The car slowly crept to a stop, and we were in the middle of a street somewhere in Forks that had nothing but trees. Before I could even ask him why we stopped, he left the car and in an instant, we opened the door for me. He pulled me out with so much force that it felt like my head might be ripped off. I took in a breath of air to give him a good scolding; but in an instant, I was tightly squeezed in his arms. The grip was strong that nothing could break it, and tight that there was not one millimetre in between us.

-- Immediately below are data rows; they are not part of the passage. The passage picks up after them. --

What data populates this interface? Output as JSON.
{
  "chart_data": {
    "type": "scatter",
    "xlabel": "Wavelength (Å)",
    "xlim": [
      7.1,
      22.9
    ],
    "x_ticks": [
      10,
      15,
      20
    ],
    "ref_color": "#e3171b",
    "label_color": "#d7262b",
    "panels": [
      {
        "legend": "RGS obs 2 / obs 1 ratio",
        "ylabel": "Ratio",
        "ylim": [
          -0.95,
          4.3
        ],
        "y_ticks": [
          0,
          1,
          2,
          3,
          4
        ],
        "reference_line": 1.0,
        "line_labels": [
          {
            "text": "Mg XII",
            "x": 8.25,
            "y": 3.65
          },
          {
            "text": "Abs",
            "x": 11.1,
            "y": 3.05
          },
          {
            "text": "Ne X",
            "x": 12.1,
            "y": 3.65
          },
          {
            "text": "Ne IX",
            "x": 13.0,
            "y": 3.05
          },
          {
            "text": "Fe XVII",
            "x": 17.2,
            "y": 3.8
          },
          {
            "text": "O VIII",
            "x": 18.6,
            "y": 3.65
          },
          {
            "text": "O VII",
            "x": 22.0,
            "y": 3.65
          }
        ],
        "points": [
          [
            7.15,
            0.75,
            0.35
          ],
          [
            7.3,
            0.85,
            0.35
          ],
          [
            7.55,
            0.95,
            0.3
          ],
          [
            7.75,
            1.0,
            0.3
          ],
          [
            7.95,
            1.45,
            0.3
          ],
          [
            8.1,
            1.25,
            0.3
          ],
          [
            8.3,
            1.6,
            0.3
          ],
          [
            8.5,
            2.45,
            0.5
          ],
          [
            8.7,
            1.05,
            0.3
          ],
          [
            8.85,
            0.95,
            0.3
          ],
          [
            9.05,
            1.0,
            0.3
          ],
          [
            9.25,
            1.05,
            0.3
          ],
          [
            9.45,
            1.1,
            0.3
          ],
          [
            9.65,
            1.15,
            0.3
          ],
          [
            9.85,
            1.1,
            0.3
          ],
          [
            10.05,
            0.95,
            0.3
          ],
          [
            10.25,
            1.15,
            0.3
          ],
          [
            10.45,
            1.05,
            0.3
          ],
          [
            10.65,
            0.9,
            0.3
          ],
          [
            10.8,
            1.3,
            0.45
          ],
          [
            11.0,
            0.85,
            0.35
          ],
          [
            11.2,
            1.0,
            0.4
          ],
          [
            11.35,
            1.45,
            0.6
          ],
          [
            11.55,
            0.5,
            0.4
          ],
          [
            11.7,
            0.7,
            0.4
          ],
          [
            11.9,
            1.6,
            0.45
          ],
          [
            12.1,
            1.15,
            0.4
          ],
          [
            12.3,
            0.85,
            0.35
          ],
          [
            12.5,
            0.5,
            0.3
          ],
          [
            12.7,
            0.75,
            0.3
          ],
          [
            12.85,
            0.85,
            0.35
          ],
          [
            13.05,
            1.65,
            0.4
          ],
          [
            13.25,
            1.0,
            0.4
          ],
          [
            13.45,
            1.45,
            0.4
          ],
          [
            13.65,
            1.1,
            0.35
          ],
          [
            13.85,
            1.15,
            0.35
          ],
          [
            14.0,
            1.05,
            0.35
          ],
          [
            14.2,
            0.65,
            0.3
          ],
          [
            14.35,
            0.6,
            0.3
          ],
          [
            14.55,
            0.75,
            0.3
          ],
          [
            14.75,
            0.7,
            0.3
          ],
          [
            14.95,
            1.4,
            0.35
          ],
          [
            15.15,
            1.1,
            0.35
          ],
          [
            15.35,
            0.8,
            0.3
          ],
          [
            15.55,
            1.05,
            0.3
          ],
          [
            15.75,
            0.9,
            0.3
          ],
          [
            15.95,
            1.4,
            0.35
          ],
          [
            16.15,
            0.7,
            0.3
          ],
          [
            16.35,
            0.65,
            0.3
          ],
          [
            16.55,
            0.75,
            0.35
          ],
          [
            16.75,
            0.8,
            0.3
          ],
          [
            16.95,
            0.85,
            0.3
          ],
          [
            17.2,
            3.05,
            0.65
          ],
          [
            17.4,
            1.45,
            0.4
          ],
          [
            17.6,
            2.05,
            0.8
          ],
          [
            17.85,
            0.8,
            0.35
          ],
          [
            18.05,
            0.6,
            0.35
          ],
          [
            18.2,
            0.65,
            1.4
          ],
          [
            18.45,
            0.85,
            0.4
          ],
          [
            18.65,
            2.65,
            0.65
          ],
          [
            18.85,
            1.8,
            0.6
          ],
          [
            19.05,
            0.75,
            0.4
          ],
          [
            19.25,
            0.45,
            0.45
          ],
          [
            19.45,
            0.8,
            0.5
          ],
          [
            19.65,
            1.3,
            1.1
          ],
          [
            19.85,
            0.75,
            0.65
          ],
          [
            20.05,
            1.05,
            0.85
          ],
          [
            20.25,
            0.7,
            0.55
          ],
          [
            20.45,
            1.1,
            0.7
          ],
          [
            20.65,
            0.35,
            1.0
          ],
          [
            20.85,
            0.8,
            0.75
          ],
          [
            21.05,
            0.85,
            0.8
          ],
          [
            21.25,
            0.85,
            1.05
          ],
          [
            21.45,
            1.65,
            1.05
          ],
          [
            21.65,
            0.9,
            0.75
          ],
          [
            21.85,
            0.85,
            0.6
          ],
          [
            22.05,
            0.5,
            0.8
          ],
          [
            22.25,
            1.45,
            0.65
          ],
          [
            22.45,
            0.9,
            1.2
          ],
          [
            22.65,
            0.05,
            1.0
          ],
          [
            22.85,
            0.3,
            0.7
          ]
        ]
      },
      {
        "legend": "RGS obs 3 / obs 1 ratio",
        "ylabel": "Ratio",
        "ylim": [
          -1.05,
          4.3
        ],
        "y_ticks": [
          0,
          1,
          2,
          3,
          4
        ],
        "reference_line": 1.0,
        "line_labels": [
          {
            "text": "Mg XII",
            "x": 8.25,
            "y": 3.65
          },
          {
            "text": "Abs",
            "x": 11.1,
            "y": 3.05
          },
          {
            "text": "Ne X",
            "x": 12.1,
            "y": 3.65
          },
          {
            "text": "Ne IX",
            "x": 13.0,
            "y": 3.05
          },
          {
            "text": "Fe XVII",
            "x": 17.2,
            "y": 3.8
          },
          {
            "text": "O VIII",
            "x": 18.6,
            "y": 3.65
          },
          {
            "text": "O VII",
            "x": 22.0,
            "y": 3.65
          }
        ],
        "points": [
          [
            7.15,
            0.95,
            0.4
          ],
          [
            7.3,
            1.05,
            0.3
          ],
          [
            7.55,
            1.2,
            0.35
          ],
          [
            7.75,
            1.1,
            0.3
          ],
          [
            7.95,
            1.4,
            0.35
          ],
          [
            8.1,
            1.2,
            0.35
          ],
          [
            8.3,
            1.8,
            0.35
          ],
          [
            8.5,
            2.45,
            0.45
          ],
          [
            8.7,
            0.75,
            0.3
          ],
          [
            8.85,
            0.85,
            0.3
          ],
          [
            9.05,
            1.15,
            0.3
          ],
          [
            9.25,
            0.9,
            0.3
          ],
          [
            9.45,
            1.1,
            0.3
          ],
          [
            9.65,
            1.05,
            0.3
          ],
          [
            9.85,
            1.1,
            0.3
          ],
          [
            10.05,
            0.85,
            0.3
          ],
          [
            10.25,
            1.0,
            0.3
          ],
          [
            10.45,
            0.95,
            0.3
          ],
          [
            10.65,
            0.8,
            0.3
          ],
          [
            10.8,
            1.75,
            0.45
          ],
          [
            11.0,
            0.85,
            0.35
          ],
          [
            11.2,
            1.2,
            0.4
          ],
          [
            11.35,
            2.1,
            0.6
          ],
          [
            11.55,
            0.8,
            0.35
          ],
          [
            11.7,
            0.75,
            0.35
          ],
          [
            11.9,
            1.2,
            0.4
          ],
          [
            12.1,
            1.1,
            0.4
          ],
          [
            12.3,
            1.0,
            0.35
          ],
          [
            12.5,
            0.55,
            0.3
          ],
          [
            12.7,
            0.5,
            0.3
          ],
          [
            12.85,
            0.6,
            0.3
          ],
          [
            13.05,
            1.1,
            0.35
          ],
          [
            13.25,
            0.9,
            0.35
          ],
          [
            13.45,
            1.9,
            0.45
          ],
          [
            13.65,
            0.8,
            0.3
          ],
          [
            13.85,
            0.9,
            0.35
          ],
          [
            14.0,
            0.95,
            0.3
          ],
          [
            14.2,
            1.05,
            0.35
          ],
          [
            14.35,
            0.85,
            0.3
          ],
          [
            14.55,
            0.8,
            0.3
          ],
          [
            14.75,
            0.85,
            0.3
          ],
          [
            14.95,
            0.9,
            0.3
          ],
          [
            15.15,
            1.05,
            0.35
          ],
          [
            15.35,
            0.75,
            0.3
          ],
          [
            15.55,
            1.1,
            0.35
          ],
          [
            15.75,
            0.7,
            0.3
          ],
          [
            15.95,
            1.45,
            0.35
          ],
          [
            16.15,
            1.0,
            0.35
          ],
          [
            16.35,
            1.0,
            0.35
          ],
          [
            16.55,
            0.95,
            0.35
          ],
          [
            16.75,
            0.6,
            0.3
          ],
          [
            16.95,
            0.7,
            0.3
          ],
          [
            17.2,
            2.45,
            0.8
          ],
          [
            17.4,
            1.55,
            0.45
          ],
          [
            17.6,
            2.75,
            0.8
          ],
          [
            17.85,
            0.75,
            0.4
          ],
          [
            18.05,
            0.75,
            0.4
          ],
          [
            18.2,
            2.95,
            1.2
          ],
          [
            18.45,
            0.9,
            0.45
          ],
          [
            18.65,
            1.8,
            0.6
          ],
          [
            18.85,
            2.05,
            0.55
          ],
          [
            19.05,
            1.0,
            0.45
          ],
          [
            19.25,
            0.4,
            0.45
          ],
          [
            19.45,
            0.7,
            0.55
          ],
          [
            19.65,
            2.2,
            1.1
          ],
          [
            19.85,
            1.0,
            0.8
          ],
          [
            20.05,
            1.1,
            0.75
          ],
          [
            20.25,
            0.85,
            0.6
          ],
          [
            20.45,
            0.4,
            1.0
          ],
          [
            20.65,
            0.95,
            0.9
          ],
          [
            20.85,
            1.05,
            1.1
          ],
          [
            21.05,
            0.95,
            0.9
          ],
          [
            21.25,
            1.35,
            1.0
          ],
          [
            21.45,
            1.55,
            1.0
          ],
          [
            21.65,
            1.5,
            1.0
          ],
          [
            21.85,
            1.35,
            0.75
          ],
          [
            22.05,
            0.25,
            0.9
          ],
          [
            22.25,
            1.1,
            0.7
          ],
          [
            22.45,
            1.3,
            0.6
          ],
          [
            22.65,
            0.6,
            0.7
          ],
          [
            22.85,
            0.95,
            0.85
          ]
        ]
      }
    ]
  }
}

My stomach was lurching wildly, my heart beat was so fast and my head was reeling. Before I could even faint, I clung myself to him with all my strength and buried my head into his big chest, inhaling his intoxicating smell and feeling the abnormally fast pacing of his heart beat. I could feel his nose furiously smelling the scent of my hair, his head pressed hard against mine. I could feel every single muscle on his body. He was so big that I felt like a little baby being cradled in an adult's arms. I tried holding him closer, and he tried too. We were too close, but too close wasn't close enough.